U.S. Sen. Brian Schatz (D-HI) is trying to push a bill across the finish line that establishes a new federal program to reward state and local governments that reform land-use policies and other local barriers that constrain the supply of affordable housing.
“We need to legalize housing, and abandon the exclusionary zoning that originated during Jim Crow and continues today,” Schatz said in a release this week. “Government needs to change its mentality from intentionally constraining the supply of housing to incentivizing it.”
Schatz, chairman of the Senate Appropriations Subcommittee on Transportation, Housing and Urban Development, said the new $85 million federal grant program helps reverse a trend that has seen local zoning and land use regulations stymie housing production to the point it has struggled to keep pace with population and economic growth and resulting in a nationwide housing shortage.

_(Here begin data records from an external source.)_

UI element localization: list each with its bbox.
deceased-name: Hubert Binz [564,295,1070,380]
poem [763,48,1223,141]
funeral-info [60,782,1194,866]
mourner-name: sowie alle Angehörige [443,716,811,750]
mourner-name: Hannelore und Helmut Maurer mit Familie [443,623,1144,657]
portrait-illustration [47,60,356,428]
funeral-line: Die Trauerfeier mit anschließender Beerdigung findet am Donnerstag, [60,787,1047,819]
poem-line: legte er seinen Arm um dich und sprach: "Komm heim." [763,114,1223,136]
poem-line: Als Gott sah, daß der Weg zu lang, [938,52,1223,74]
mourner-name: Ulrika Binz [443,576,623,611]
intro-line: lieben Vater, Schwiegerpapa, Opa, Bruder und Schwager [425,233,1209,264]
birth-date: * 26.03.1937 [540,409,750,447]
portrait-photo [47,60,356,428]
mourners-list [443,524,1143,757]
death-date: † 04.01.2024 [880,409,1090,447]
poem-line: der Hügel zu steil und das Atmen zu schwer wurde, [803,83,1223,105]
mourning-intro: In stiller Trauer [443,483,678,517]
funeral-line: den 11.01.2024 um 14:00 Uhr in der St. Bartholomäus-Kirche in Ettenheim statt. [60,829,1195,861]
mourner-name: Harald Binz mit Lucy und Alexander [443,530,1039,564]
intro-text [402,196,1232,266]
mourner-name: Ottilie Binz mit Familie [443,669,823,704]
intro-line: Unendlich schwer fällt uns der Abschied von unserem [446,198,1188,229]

The bill recommends several new policies, including: increasing density, reducing minimum lot sizes, creating transit-oriented development zones, streamlining or shortening permitting processes and timelines, allowing accessory dwelling units on lots with single-family homes and eliminating or relaxing residential property height limitations.
Schatz, in bipartisan partnership with U.S. Sen. Todd Young (R-IN), first introduced the Yes in My Backyard Act in 2019. It was re-introduced last year and has the support of more than 250 organizations.